*91 C. Practice Location and Populations Served

      Thousands of communities across the United States have been designated as “Health Professionals Shortage Areas” (HPSA) by the Health Resources Services Administration of the United States Department of Health and Human Services. While these communities are by no means exclusively minority, they are disproportionately minority relative to percentage of population. In California, for instance, there is evidence that physician supply is inversely related to the concentration of African Americans and Latinos in the service area. This troubling inverse correlation appears to exist even after adjusting for community income level, and it exists in both rural and urban pockets of the state.

      This chronic access problem is not limited to California and is not limited to the African American and Latino communities. Simply stated, many minority communities have a chronic undersupply of health  care professionals, and this reality has an adverse impact on access to health  care and contributes to racial and ethnic disparities in health status.

      Although the Court in Bakke correctly noted the dearth of empirical data examining the practice patterns of minority physicians, researchers in the more than quarter century since Bakke have carefully examined practice patterns of minority physicians. The findings have been quite consistent and noteworthy: minority physicians are more likely to practice in underserved communities, and more likely to serve minority communities. Minority physicians have higher percentages of patients who are low income, covered by Medicaid, and sicker.

       *92 For instance, a 1985 study by Keith et al. of medical school graduates from the class of 1975 demonstrated that African American, Latino, and Native American physicians were almost twice as likely to be practicing in a HPSA as non-minority physicians, and were far more likely to be caring for patients of their own race or ethnicity. African American patients comprised 56% of the patient load of African American doctors and 8-14% of the caseload of non-African American physicians. Latinos comprised 30% of the caseload of Latino physicians, and 6% of the caseload of non-Latino white physicians.

      A 1996 study by Komaromy et al. focused on practice patterns of physicians in California and reached similar conclusions. African Americans comprised 52% of the caseload of African American physicians, and 9% of the caseload of non-African American physicians. Likewise, Latinos comprised 54% of the caseload of Latino physicians, and 20% of the caseload of non-Latino white physicians. This study controlled for the racial makeup of the community where the physicians practiced, and the findings nonetheless were quite stark and statistically significant.

      This study also showed that minority physicians cared for more poor people than non-minority physicians. African American doctors reported that 45% of their patients were Medicaid recipients; Asian physicians reported 30%; Latino physicians reported 24%, and non-Latino white physicians reported 18%.

      Both the Keith and Komaromy studies examined whether these practice patterns described above were by choice. Komaromy, for instance, examined minority graduates at the University of California-San Francisco, one of the most selective medical schools in the country. Graduates of UCSF have many career choices, and the researchers found that minority graduates at UCSF had substantially similar practice preferences to minority graduates elsewhere.

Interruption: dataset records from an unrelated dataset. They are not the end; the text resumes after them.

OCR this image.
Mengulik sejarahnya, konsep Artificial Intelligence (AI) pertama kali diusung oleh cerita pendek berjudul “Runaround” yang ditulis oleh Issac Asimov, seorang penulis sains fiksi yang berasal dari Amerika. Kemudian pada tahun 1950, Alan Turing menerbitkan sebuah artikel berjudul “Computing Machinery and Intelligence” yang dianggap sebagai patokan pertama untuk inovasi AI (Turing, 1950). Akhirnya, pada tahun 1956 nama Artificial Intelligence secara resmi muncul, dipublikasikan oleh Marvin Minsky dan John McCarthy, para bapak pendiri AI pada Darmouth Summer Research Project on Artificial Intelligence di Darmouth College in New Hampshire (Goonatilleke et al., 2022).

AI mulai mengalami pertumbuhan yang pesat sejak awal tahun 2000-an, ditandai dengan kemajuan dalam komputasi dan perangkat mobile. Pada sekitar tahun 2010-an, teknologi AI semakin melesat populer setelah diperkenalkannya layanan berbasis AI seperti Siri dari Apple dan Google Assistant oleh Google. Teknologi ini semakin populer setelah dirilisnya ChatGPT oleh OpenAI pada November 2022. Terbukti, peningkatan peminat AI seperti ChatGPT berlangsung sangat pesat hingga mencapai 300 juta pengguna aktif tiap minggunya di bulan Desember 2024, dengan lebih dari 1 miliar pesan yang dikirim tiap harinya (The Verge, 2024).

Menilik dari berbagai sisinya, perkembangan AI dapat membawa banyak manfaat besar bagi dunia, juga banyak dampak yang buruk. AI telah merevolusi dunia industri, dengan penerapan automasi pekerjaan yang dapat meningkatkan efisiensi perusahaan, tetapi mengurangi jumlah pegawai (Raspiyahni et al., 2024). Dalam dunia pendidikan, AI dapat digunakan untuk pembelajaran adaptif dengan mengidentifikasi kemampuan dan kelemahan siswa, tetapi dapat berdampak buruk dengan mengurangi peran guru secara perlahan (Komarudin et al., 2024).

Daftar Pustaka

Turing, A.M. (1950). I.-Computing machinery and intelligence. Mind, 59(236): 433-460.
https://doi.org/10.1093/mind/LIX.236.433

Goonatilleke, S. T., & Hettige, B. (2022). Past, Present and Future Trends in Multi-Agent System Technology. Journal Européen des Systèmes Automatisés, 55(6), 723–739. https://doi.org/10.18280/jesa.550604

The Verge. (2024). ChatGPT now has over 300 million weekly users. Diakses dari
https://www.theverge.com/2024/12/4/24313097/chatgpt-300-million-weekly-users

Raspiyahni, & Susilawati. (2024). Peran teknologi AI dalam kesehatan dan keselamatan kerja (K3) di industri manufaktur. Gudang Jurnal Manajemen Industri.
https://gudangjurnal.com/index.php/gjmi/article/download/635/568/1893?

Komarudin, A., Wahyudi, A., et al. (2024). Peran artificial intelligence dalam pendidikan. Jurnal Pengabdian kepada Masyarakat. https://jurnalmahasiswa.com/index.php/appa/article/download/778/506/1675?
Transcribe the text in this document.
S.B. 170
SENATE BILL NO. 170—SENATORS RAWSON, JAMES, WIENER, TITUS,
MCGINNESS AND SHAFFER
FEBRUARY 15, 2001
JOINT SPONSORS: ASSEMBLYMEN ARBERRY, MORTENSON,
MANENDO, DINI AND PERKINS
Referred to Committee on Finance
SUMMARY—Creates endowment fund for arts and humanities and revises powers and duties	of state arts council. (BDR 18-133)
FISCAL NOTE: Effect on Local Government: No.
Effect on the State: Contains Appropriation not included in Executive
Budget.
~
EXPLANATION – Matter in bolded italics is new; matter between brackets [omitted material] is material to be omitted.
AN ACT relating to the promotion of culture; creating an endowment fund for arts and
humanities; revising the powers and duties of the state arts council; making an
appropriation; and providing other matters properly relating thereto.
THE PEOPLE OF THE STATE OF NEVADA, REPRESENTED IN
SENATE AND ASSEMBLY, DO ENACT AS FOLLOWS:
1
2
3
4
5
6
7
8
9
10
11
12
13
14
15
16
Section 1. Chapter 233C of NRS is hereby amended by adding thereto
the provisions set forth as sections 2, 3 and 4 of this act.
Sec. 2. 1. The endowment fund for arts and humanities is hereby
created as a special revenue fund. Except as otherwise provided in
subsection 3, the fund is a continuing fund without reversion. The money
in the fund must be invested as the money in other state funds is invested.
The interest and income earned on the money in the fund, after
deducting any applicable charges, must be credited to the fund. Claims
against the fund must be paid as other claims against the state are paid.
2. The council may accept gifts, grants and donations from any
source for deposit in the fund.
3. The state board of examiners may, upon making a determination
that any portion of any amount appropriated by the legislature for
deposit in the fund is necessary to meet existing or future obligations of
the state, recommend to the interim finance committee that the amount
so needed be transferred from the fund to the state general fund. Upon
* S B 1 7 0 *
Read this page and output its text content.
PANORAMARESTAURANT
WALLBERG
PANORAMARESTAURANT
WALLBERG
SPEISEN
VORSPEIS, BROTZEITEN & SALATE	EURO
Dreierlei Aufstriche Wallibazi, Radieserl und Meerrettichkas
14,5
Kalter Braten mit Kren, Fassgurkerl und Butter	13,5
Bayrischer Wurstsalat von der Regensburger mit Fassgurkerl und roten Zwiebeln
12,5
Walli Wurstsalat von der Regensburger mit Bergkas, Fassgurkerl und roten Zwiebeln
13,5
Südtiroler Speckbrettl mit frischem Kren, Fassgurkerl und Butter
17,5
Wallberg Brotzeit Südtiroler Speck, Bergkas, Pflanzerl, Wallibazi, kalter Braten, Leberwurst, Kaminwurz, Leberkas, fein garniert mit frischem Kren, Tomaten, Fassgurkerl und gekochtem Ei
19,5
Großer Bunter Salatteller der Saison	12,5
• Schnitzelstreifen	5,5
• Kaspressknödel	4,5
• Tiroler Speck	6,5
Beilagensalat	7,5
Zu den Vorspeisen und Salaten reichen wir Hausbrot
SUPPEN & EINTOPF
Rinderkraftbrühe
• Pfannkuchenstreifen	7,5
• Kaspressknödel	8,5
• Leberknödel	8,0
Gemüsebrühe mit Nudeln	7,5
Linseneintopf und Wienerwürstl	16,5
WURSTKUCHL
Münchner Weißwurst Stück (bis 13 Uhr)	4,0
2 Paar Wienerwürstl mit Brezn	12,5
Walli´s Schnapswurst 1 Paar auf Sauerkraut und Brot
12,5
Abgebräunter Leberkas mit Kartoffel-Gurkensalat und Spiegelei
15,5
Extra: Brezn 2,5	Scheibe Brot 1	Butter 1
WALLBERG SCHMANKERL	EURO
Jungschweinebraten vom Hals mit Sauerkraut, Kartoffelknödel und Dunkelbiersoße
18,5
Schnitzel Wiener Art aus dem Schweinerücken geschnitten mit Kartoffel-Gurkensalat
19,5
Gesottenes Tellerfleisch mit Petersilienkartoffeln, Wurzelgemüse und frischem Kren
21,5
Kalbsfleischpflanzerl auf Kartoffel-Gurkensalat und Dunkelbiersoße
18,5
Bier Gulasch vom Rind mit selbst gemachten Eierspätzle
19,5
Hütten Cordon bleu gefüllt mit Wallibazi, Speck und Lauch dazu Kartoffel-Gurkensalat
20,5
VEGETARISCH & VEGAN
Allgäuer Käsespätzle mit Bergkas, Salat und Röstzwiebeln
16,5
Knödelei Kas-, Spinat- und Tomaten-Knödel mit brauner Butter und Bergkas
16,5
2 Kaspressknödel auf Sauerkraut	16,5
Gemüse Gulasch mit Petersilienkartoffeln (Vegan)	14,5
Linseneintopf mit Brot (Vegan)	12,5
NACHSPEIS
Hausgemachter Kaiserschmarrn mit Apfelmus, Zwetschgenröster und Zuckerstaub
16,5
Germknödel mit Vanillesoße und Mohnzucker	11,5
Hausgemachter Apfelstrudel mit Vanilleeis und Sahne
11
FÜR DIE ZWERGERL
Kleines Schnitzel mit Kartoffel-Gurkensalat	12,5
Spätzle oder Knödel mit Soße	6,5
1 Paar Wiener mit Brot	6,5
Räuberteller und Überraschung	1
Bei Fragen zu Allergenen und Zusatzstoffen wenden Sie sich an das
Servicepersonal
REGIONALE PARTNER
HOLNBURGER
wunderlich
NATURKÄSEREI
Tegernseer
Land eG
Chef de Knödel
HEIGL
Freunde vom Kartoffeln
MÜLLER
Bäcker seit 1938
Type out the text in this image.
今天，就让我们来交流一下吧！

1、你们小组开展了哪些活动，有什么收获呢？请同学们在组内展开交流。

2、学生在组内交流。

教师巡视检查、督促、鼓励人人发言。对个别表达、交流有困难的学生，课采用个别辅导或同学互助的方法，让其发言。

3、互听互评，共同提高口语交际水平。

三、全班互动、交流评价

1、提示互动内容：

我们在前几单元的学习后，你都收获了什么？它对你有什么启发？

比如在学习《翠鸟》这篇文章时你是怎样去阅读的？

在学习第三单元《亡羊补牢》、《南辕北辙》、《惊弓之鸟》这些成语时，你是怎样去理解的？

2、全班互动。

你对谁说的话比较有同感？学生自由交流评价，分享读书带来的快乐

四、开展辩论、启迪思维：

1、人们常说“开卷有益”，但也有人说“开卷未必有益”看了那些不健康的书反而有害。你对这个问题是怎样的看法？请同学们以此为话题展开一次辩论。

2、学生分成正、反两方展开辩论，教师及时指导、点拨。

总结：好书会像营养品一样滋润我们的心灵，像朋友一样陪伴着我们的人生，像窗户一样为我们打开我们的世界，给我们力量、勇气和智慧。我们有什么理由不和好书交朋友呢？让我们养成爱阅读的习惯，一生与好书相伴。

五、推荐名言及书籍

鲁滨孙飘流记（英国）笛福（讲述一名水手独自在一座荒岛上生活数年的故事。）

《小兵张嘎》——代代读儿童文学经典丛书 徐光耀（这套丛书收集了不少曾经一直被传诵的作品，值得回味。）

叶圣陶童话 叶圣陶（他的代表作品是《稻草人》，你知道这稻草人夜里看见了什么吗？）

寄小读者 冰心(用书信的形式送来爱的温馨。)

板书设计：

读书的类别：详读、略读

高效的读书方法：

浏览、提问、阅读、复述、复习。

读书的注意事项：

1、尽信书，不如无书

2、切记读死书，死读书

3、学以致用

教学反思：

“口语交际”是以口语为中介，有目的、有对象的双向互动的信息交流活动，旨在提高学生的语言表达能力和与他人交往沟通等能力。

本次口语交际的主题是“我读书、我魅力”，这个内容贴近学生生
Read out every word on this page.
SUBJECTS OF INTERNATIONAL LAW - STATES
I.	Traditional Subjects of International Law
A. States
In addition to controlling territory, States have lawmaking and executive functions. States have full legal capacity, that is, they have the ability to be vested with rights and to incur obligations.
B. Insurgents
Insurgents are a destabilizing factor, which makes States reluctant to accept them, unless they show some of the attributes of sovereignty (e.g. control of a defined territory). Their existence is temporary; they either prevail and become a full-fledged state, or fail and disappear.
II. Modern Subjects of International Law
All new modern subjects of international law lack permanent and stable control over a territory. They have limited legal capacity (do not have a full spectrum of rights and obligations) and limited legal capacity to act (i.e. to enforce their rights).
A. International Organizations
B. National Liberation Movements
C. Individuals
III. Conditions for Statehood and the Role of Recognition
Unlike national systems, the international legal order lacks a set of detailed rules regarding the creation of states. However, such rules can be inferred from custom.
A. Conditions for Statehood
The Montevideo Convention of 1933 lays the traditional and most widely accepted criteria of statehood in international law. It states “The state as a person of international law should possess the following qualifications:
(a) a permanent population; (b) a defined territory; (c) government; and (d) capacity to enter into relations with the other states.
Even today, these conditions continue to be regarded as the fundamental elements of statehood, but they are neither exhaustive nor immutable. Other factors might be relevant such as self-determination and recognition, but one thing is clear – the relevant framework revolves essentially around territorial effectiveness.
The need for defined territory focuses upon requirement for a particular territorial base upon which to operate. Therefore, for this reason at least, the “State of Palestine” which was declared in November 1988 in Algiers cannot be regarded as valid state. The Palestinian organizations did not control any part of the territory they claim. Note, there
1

      A 1987 study of California physicians by Davidson and Montoya again confirmed that minority physicians care for higher percentages of Medicaid patients than non-minority doctors and see higher percentages of minority patients *93 than non-minority doctors. In this study, 32% of the minority physicians reported having Medicaid caseloads of greater than 40%, as opposed to 10% for non-minority physicians. Almost 60% of non-minority physicians reported having Medicaid caseloads of less than 10%, as opposed to 33% of minority physicians.

      In a 1995 study, Moy et al. analyzed data from a national survey that had over 15,000 respondents and found that minority physicians were more likely to provide care to racial and ethnic minority patients, poor people, and people who were sicker. Medicaid patients were 2.62 times as likely to receive their care from a minority physician as from a non-minority physician. Patients of minority physicians were much more likely to report being in poor health and having visited an emergency room than patients of non-minority physicians.

      More recently, the Association of American Medical Colleges (AAMC) released a report entitled “Minorities in Medical Education: Facts and Figures 2005.” This is the thirteenth edition of this critical compilation of data regarding minorities in medical education. In this report, the AAMC documented the findings of its 2004 Medical School Graduation Questionnaire. In this questionnaire, 21% of 2004 graduates reported that they intend to practice in an underserved community. There are noteworthy racial differences: 50% of African Americans, 41% of Native American/Alaska Natives, and 33% of Latino graduates reported an intent to practice in an underserved community, while 18.4% of white graduates reported such intent.

      The studies described herein are by no means the only bodies of research documenting the practice patterns of minority physicians. Many other studies have reached the same conclusion. In dismissing the access rationale put forth by the state, the Court in Bakke noted that there was insufficient evidence that a race-*94 conscious admissions program in question was “likely to have any significant effect on the problem” of improving access to health care in underserved communities. A quarter century later, there is a robust body of research demonstrating that increasing racial and ethnic diversity in the health professions will improve access to health care for underserved, poor, and minority communities.